Yup, this is what a 25 man LK kill looks like (kids, don’t take screenshots before the mob is actually dead — what I did here is wrong).
It is harder to describe what it feels like. We were screaming on voice chat. Screaming the way we hadn’t been all expansion. Because this isn’t just an unusually awkward raid boss at the end of the patch du jour, for my raid group it represents the end of a long journey which we’ve taken together. And there have been up times, and there have been down times. People have left and people have joined. I’m sure there have been times when the raid leaders wanted to throw in the towel from sheer frustration.
Although we all talked confidently about killing the Lich King someday, at the start of Wrath we were scarred from our experiences in the previous expansion. In TBC our alliance was very newbie friendly, we took on lots of new raiders and taught them to clear Karazhan and Gruul. We never made heavy inroads into Serpentshrine Cavern, people tended to leave to join more hardcore raid guilds if they were keen. It’s what I did also, when I wanted to see Zul Aman and the Black Temple.
So it seems fitting to put that in context. I’d seen more hardcore guilds and decided that wasn’t what I wanted. I didn’t know how the tanking would work out, or if we would see Arthas die. But like all the other members of our raid, I wanted to try and make it work.
Wrath has been our expansion. The one where the raid game was aimed primarily at raids like mine. No matter how much more hardcore players try to seize control of the narrative and tell us that only the hard modes really count, I think that’s a decision that each player has to make for themselves. Gevlon has a great post up today where he’s looking at how players decide to define what it means to win.
[Sirlin says] “A scrub is a player who is handicapped by self-imposed rules that the game knows nothing about.”. Very accurate and very true. But why would anyone do that and how to fix them? “the scrub labels a wide variety of tactics and situations cheap.
In this context, I think self imposed rules such as ‘I want to raid with my mates’, ‘I want to only raid one/two nights a week’, and/or ‘I want to be part of an established community’ definitely fall in this category. But it’s not cheap, nor does it make a player a scrub. One of the beauties of MMOs is that there is plenty of space for lots of different self imposed rulesets. All you need is a group or leaders that agree with the ones you have picked. And no harm is done to anyone who plays differently, they can just go play with a different group.
So yes, there was a 30% damage/healing/stamina buff in ICC yesterday and although the LK is mostly an execution fight, it definitely helped. But for what it’s worth, last night’s kill feels GREAT.
We played by our self imposed rule and got our self defined victory. So that’s a win. Hard modes await, and we’re not expecting to get the LK hard mode kill. Most of us probably aren’t even interested in that. It’s more about completing Shadowmourne for our raid’s chosen wielder and chilling out with friends until the next expansion.
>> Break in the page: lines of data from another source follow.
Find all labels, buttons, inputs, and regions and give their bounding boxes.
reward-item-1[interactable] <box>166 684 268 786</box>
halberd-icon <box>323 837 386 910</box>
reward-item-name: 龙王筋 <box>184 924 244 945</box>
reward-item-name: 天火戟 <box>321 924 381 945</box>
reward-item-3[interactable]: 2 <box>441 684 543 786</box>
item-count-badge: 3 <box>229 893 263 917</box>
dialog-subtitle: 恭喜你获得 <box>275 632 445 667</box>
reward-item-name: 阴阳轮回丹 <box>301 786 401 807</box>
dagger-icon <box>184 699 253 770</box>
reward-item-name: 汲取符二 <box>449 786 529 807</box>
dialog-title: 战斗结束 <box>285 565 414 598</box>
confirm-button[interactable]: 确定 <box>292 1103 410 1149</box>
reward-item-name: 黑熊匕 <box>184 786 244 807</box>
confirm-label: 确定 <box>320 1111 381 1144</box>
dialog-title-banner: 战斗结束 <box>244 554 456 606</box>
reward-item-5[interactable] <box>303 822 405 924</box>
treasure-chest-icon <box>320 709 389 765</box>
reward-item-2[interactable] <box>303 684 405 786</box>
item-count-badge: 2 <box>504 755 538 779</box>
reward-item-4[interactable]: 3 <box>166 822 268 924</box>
We were actually the 5th horde side raid to get him. This says more about how few 25 man guilds actually made it to this point in the expansion than it does about our raid alliance, but maybe keeping a casual light-schedule raid together and focussed for this long is an achievement in itself. I know the players who joined us after their more hardcore raids split up said they got a buzz from the kill too.
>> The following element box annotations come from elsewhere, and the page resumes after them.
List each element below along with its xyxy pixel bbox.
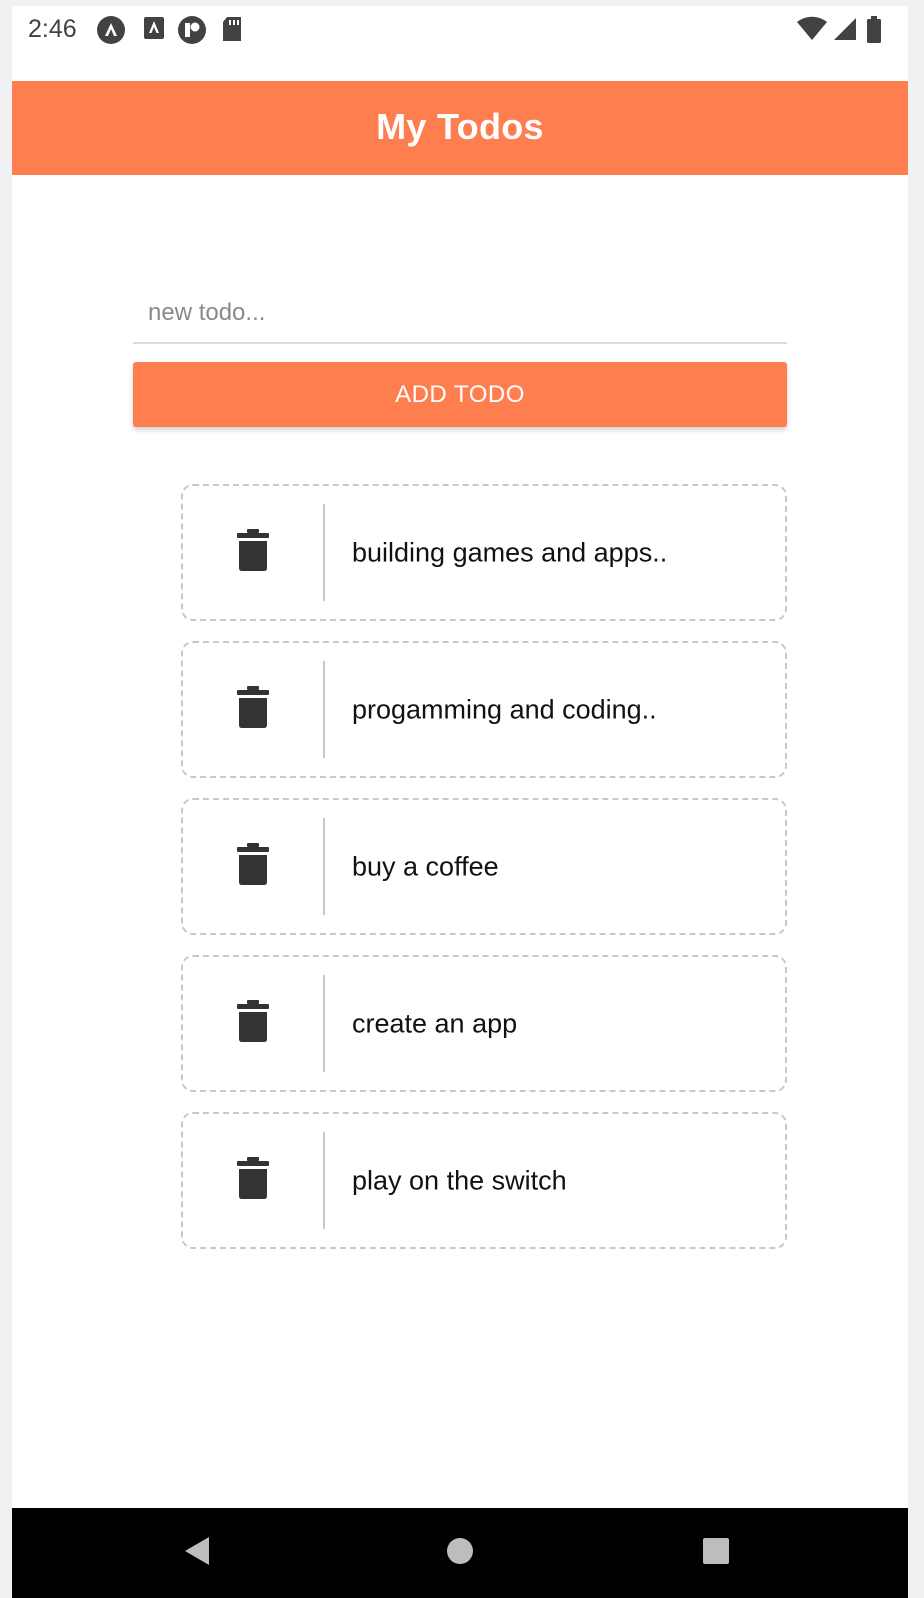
trash-icon [236, 686, 270, 733]
todo-item: play on the switch [181, 1112, 787, 1249]
signal-icon [832, 16, 858, 47]
delete-todo-button[interactable] [183, 800, 323, 933]
accessibility-icon [143, 15, 165, 46]
todo-text: building games and apps.. [352, 537, 668, 567]
nav-home-button[interactable] [439, 1532, 481, 1574]
todo-text: play on the switch [352, 1165, 567, 1195]
item-divider [323, 1132, 325, 1229]
delete-todo-button[interactable] [183, 486, 323, 619]
nav-back-button[interactable] [176, 1532, 218, 1574]
status-bar: 2:46 [12, 6, 908, 80]
trash-icon [236, 1000, 270, 1047]
todo-text: buy a coffee [352, 851, 499, 881]
page-title: My Todos [376, 106, 544, 147]
todo-item: building games and apps.. [181, 484, 787, 621]
status-right-icons [796, 16, 896, 46]
battery-icon [866, 16, 882, 49]
trash-icon [236, 843, 270, 890]
app-notification-icon [177, 15, 207, 50]
item-divider [323, 975, 325, 1072]
add-todo-button[interactable]: ADD TODO [133, 362, 787, 427]
delete-todo-button[interactable] [183, 1114, 323, 1247]
status-time: 2:46 [28, 15, 77, 43]
navigation-bar [12, 1508, 908, 1598]
todo-text: create an app [352, 1008, 518, 1038]
app-screen: 2:46 My Todos new todo... ADD TODO build… [12, 6, 908, 1598]
delete-todo-button[interactable] [183, 643, 323, 776]
nav-recents-button[interactable] [695, 1532, 737, 1574]
recents-icon [702, 1537, 730, 1570]
todo-item: progamming and coding.. [181, 641, 787, 778]
delete-todo-button[interactable] [183, 957, 323, 1090]
item-divider [323, 661, 325, 758]
sd-card-icon [221, 15, 243, 48]
app-header: My Todos [12, 81, 908, 175]
notification-a-icon [96, 15, 126, 50]
back-icon [183, 1535, 211, 1572]
wifi-icon [796, 16, 828, 47]
new-todo-input[interactable] [133, 284, 787, 344]
todo-text: progamming and coding.. [352, 694, 657, 724]
todo-list: building games and apps.. progamming and… [181, 484, 787, 1269]
todo-item: create an app [181, 955, 787, 1092]
item-divider [323, 818, 325, 915]
home-icon [446, 1537, 474, 1570]
trash-icon [236, 529, 270, 576]
todo-item: buy a coffee [181, 798, 787, 935]
item-divider [323, 504, 325, 601]
trash-icon [236, 1157, 270, 1204]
I wish there were achievements for raid leaders. Because ours deserve them every bit as much as any hardcore raid leader ever did, if not more. For now, the screams of excitement over TS may have to be enough.
We’ve come a long way, baby
If you look back through this blog, you’ll see one of the first entries was me explaining how nervous I felt about being tapped to main tank in Naxxramas at the start of Wrath.
And even before that, like many other players I first encountered Tirion Fording (key NPC in this storyline) back in the Plaguelands, all those years ago. He’s actually one of the big WoW NPCs who was entirely introduced in the MMO and not previously.
Yup, we’ve come a long way baby.
ps. this is the shot from after he actually died, with the achievements at the bottom of the screen and everything to prove it.
pps. naturally he didn’t drop a tanking weapon.